The employer – employee relationship is dynamic. In any relationship, there are problems, misunderstandings and disputes which can lead to legal problems. The relationship begins before a person is hired. It starts with the job application process.
Think of the relationship as a basket of rights and duties through a “contract” between the two parties (the boss & you). Many of the terms and conditions of the contract are implied by federal and State of Florida statutes (laws) and through many centuries of court interpretations (which is known as the common law). In Florida, the law allow for employment “at will”. This means that the employer is able to terminate an employee for any reason, as long as the reason is not an illegal reason.
Beginning in the 1980s, employment-at-will came under challenge in some states. Employees had grown increasingly dissatisfied with the rule for a variety of reasons. For one thing, a decline in the number of self-employed individuals meant that most persons worked for someone else. For another, a typical worker who was discharged currently lost more than in the past in terms of pensions, medical insurance, and other fringe benefits.
As a result, a greater number of discharged workers brought suits alleging wrongful discharge from employment. In some successful cases, the courts have created exceptions to the employment-at-will practice. These exceptions have fallen into three broad categories: breach of contract by the employer, breach of an implied covenant of good faith and fair dealing, and violation of public policy by the employer. Employers as well as law makers have responded in a variety of ways to this push back.
One of the most common employment laws incorporated into the fabric of our society is the minimum wage law. The minimum wage is the lowest wage an employee can be paid and is determined by the forces of supply and demand in a free market. This acts as a price floor.
Wage & Hours
Another common employment law concerns working time. This governs the amount of time an adult as well as a child is allowed to work.
The Wages and Hours Act of 1938 set the maximum standard work week to 44 hours and in 1950, this was reduced to 40 hours. Despite this law, there are some jobs that require more than 40 hours to complete the tasks of the job. For example, if you are a farm worker, you can work over 72 hours a week, if you want to. However, you cannot be required to do so.
The federal Fair Labor Standards Act regulates the treatment of hours worked. There are specific recordkeeping duties to insure that hourly paid employees receive the proper calculation of time worked and that the employee is paid overtime properly. Also, employers must classify employees correctly as to being “on salary” to be paid a flat income amount regardless of time worked. On the other hand, hourly paid employees must be paid for each & every hour worked.

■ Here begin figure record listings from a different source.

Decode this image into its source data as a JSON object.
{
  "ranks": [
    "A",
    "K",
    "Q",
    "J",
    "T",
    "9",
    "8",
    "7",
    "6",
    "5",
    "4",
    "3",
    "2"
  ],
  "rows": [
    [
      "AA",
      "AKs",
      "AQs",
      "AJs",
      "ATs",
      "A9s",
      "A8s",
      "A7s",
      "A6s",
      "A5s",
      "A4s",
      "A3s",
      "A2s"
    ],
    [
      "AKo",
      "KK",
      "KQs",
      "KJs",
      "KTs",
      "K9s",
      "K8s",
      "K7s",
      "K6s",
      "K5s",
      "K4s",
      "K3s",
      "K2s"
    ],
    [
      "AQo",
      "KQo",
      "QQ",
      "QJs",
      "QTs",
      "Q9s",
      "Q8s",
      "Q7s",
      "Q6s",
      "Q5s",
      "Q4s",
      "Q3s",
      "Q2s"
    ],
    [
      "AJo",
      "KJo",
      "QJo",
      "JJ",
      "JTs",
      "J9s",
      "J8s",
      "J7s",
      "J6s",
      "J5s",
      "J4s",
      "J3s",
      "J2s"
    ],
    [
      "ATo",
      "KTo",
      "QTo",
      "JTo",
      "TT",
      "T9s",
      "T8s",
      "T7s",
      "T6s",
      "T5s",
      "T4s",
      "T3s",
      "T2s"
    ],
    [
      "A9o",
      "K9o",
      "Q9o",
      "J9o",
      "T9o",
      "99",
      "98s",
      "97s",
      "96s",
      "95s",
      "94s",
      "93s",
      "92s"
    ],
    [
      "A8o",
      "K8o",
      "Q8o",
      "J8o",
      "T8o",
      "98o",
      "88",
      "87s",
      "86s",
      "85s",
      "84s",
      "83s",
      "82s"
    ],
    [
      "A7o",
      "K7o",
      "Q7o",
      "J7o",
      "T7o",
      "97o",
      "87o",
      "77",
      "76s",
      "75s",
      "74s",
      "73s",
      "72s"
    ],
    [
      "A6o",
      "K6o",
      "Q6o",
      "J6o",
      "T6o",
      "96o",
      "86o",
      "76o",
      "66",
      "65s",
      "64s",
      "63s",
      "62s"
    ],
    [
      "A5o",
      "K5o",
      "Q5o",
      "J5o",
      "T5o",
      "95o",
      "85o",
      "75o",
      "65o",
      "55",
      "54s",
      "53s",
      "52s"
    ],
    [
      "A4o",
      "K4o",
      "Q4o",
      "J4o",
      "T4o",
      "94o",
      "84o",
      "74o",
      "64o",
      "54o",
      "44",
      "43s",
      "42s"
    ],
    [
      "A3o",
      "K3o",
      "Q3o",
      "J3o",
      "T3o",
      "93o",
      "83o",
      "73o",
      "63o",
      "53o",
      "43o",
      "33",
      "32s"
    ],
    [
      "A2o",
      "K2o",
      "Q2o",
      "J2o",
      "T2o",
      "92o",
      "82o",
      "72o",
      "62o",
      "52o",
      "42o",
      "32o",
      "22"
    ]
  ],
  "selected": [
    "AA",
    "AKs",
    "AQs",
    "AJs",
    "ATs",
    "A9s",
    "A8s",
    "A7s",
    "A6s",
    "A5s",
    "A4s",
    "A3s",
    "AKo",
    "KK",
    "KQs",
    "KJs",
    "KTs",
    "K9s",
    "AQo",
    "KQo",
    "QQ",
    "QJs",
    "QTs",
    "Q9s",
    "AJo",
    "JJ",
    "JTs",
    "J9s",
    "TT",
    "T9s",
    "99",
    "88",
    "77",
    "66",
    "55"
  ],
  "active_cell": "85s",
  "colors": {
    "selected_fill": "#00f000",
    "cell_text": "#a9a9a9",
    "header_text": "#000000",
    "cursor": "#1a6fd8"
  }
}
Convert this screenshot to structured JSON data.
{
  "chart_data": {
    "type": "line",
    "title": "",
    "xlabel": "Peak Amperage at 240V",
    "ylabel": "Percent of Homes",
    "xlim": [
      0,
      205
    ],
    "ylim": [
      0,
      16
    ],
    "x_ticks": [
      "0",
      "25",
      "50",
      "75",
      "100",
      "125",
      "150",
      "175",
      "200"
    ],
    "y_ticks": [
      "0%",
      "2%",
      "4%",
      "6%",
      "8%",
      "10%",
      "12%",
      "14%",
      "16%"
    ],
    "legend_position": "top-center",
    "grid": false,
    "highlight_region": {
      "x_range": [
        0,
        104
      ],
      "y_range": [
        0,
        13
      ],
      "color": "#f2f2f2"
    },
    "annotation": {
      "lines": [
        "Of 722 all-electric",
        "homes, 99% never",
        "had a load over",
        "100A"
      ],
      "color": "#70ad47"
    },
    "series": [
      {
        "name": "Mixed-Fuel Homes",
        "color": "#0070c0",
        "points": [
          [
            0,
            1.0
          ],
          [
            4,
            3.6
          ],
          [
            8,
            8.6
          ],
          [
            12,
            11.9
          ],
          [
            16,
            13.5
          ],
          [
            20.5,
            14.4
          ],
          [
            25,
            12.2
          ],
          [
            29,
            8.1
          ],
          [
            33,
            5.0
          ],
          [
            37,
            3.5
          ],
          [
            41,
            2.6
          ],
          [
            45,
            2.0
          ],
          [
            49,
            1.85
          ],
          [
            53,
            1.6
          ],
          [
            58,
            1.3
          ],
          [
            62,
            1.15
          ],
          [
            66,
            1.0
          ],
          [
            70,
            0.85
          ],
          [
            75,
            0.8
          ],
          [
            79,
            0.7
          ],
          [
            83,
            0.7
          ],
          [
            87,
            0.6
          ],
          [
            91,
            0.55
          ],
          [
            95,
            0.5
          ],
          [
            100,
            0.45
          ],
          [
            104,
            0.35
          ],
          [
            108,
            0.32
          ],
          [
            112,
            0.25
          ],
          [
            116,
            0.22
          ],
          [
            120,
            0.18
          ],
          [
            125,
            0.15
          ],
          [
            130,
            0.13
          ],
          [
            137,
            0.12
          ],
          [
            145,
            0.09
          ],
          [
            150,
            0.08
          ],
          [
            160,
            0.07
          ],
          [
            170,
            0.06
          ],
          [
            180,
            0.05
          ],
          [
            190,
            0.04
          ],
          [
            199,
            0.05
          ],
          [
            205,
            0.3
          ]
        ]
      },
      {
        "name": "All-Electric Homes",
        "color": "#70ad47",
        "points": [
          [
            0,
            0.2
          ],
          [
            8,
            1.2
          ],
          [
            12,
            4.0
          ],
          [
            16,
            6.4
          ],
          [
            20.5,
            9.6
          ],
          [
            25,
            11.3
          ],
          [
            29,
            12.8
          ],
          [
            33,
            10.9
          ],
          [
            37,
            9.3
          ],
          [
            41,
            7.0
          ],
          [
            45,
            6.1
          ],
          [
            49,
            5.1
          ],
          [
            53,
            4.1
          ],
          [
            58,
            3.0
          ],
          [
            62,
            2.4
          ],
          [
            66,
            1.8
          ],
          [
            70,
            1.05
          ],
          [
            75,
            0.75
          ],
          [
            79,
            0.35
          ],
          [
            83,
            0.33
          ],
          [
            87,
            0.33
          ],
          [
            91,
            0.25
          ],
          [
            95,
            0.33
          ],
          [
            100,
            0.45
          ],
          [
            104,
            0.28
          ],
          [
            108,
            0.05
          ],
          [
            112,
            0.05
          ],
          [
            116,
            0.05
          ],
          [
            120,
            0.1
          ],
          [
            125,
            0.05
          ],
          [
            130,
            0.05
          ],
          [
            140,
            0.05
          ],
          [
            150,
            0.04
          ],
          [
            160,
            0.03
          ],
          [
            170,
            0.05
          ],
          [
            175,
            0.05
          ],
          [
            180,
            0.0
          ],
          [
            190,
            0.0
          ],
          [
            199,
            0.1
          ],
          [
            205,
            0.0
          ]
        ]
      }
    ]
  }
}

Working Terms & Conditions
There are many laws protecting the employer – employee relationship. Worker misclassification is the number one issue for small businesses. This problem is triggered by person running out of work & applying for Unemployment Compensation. The state Unemployment Compensation application process can lead to uncovering misclassification as a non-employee. Federal or state agency review shows a lack of taxes paid by the employer. This can be due to the employer making a person an independent contractor or making a person an unpaid intern. Also, if an employer makes a person a volunteer in a for-profit company, this can create serious violations of either or both federal labor laws and state labor laws.
Non-compete agreements can arise in a variety of circumstances. Typical scenarios are an employment relationships, stockholder agreements and in a business sale. The enforceability of the non-compete provision will depend on a variety of circumstances, particularly the state in which the restriction is to be enforced. Some states favor non-competes, others do not.
With certain exceptions, Florida law prohibits restraints on trade. One of the exceptions is a non-compete agreement (executed in 1996 or later) that meets the requirements of Florida law as provided for specifically in the statute. These requirements can be summarized as three provisions: The non-compete must be reasonable in time, area, and line of business. Legitimate business interests must exist that justify the restrictive covenant. And, the non-compete must be reasonably necessary to protect the legitimate business interests.
These provisions are best interpreted by a skilled attorney. The ALG Law Group can review with you how a court would likely analyze enforcement of the agreement.
Fair Employment Practices & Discrimination
There are many laws, at both federal & state levels, covering employer treatment of all applicants and employees in a fair way. These laws are complex. Some of the major laws deal with gender equality, regulations about medical leave of absences (with or without pay), age discrimination, sexual harassment, and claims involving sexual orientation and ethnicity.